Another nice post! I think it massively overstates the case for Bio Anchors being too aggressive:
The assumption of the Bio Anchors framework is that compute is the bottleneck, not that compute is all you need (but your phrasing gives the opposite impression).
In the bio anchors framework we pretty quickly (by 2025 I think?) get to a regime where people are willing to spend a billion+ dollars on the compute for a single training run. It’s pretty darn plausible that by the time you are spending billions of dollars on compute, you’ll also be able to afford the associated data collection, researcher salaries, etc. for some transformative task.
(There are many candidate transformative tasks, some of which would be directly transformative and others indirectly by rapidly leading to the creation of AIs that can do the directly transformative things. So for compute to not be the bottleneck, it has to be that we are data-collection-limited, or researcher-salary limited, or whatever, for all of these tasks.)
(Also, I don’t think “transformative AI” should be our milestone anyway. AI-induced point of no return is, and that probably comes earlier.)
Thanks for this, I can see how that could be confusing language. I’ve changed “this would be enough to develop transformative AI” to “transformative AI would (likely) follow” and cut “But in fact” from the next bullet point. (I’ve only made these changes at the Cold Takes version; editing this version can cause bugs.)
I agree directionally with the points you make about “many transformative tasks” and “point of no return,” but I still think AI systems would have to be a great deal more capable than today’s—likely with a pretty high degree of generality (or at least far more sample-efficient learning than we see today) - to get us to that point.

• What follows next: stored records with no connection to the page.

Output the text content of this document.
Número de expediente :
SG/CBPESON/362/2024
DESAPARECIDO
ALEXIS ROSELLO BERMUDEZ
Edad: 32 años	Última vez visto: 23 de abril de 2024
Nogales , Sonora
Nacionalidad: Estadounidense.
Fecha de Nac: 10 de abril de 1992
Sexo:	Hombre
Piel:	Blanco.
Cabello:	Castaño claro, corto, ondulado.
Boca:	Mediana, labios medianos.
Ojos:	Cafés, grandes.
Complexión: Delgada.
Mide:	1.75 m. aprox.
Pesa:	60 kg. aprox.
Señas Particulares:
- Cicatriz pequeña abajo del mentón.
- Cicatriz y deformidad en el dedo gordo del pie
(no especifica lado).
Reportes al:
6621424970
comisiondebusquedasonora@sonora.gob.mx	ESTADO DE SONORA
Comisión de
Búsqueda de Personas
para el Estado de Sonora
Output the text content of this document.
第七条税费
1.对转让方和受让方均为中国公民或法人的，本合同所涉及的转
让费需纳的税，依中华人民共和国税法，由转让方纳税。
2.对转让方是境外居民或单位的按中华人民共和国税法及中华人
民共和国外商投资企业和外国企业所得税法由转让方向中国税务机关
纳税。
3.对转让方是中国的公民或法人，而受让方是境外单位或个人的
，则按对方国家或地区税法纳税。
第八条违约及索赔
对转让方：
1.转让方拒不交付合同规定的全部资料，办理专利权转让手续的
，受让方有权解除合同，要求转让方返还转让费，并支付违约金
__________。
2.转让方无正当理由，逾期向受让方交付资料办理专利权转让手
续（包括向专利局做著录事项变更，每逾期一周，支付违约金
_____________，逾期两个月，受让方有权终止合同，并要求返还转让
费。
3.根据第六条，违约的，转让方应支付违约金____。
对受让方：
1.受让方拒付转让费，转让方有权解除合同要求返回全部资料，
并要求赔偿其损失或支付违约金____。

Update: I thought about it a bit more & asked this question & got some useful feedback, especially from tin482 and vladimir_nesov. I now am confused about what people mean when they say current AI systems are much less sample-efficient than humans. On some interpretations, GPT-3 is already about as sample-efficient as humans. My guess is it’s something like: “Sure, GPT-3 can see a name or fact once in its dataset and then remember it later & integrate it with the rest of its knowledge. But that’s because it’s part of the general skill/task of predicting text. For new skills/tasks, GPT-3 would need huge amounts of fine-tuning data to perform acceptably.”
Surely a big part of the resolution is that GPT-3 is sample-inefficient in total, but sample-efficient on the margin?
Excellent, thanks!
The sample-efficient learning thing is an interesting crux. I tentatively agree with you that it seems hard for AIs that are as sample-inefficient as todays to be dangerous. However… on my todo list is to interrogate that. In my “median future” story, for example, we have chatbots that are talking to millions of people every day and online-learning from those interactions. Maybe it can make up in quantity what it lacks in quality, so to speak—maybe it can keep up with world affairs and react to recent developments via seeing millions of data points about it, rather than by seeing one data point and being sample-efficient. Idk.